3. Le médecin régulateur au SAMU
Le poste de médecin régulateur au Service d’Aide Médicale Urgente (SAMU) est généralement occupé par un médecin urgentiste ou anesthésiste‑réanimateur. Ce professionnel possède les compétences nécessaires pour évaluer rapidement la gravité, orienter les secours et coordonner les ressources.
- Analyse de la situation clinique.
- Détermination du degré d’urgence (code rouge, orange, etc.).
- Activation des équipes appropriées (SMUR, ambulances, etc.).
4. Priorité dans la prise en charge d’un polytraumatisé avec plaie vasculaire
Face à un polytraumatisé présentant une plaie vasculaire, la priorité est d’assurer le contrôle hémorragique et la stabilisation vasculaire. Un saignement incontrôlé peut rapidement entraîner un choc hypovolémique, compromettant le pronostic vital.
- Compression directe ou mise en place d’un garrot.
- Évaluation rapide des voies respiratoires et de la circulation.
- Transport sécurisé après stabilisation initiale.
5. Urgence ressentie vs urgence vraie
L’urgence ressentie est subjective : elle dépend de la perception du patient ou du professionnel, sans forcément refléter un danger vital. En revanche, l’urgence vraie engage le pronostic vital et nécessite une prise en charge immédiate.
- Urgence ressentie : douleur intense, anxiété, mais sans menace vitale immédiate.
- Urgence vraie : arrêt cardiaque, hémorragie massive, détresse respiratoire.
6. Rôle du SMUR lors d’une catastrophe
Le Service Mobile d’Urgence et de Réanimation (SMUR) joue un rôle central lors d’une catastrophe. Sa mission principale est de fournir des soins d’urgence avancés sur le site et d’organiser le transport médicalisé des victimes.
- Évaluation et triage sur place.
- Administration de traitements vitaux (oxygène, médicaments, fluides).
- Coordination du transport vers les structures hospitalières appropriées.
7. Chaîne de prise en charge d’une urgence médicale
Après la régulation de l’appel, l’étape suivante consiste à envoyer une équipe de secours adaptée au degré d’urgence évalué. Cette équipe peut être une ambulance, un SMUR ou une unité spécialisée selon la gravité.
- Évaluation du niveau d’urgence (code rouge, orange, jaune).
- Déploiement de l’équipe adéquate (paramédicaux, médecins, infirmiers).
- Communication continue entre le régulateur et les secours sur le terrain.
8. Mise en condition d’un patient grave : précautions en cas de traumatisme rachidien suspecté
Lorsqu’un traumatisme rachidien est suspecté, il faut éviter la mise en position latérale de sécurité (PLS).

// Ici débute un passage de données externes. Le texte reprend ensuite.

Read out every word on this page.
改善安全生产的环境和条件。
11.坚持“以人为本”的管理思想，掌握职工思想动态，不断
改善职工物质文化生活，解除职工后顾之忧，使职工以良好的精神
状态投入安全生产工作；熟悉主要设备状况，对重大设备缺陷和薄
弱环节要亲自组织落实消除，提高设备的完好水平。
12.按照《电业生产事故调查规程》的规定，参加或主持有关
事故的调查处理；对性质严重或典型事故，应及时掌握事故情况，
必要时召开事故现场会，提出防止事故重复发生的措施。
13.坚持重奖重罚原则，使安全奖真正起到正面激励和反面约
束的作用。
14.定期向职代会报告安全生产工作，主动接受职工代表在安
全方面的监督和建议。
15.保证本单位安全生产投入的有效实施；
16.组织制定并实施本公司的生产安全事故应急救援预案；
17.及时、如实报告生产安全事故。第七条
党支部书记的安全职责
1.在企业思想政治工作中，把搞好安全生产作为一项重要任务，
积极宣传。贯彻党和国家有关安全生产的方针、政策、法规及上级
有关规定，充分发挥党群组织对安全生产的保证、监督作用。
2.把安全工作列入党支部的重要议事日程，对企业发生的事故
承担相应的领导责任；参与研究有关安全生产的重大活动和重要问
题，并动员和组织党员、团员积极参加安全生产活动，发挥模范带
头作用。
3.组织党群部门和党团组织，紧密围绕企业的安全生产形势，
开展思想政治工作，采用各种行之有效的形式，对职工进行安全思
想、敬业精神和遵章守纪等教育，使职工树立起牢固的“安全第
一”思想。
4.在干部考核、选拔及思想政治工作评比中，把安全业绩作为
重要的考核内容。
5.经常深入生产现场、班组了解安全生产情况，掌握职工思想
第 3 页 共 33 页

Cette position peut aggraver une lésion de la colonne vertébrale et entraîner une lésion neurologique supplémentaire.
- Maintenir le patient en position neutre, immobilisé.
- Utiliser un collier cervical et une planche rigide si disponible.
- Surveiller les fonctions vitales tout en limitant les mouvements du tronc.
Conclusion
Maîtriser les concepts de la médecine préhospitalière est indispensable pour garantir une prise en charge efficace et sécurisée des urgences. En intégrant les notions d’urgence absolue, le modèle "stay and play", le rôle du médecin régulateur, les priorités de prise en charge et les précautions spécifiques, vous serez mieux préparé à intervenir rapidement et à optimiser le pronostic des patients.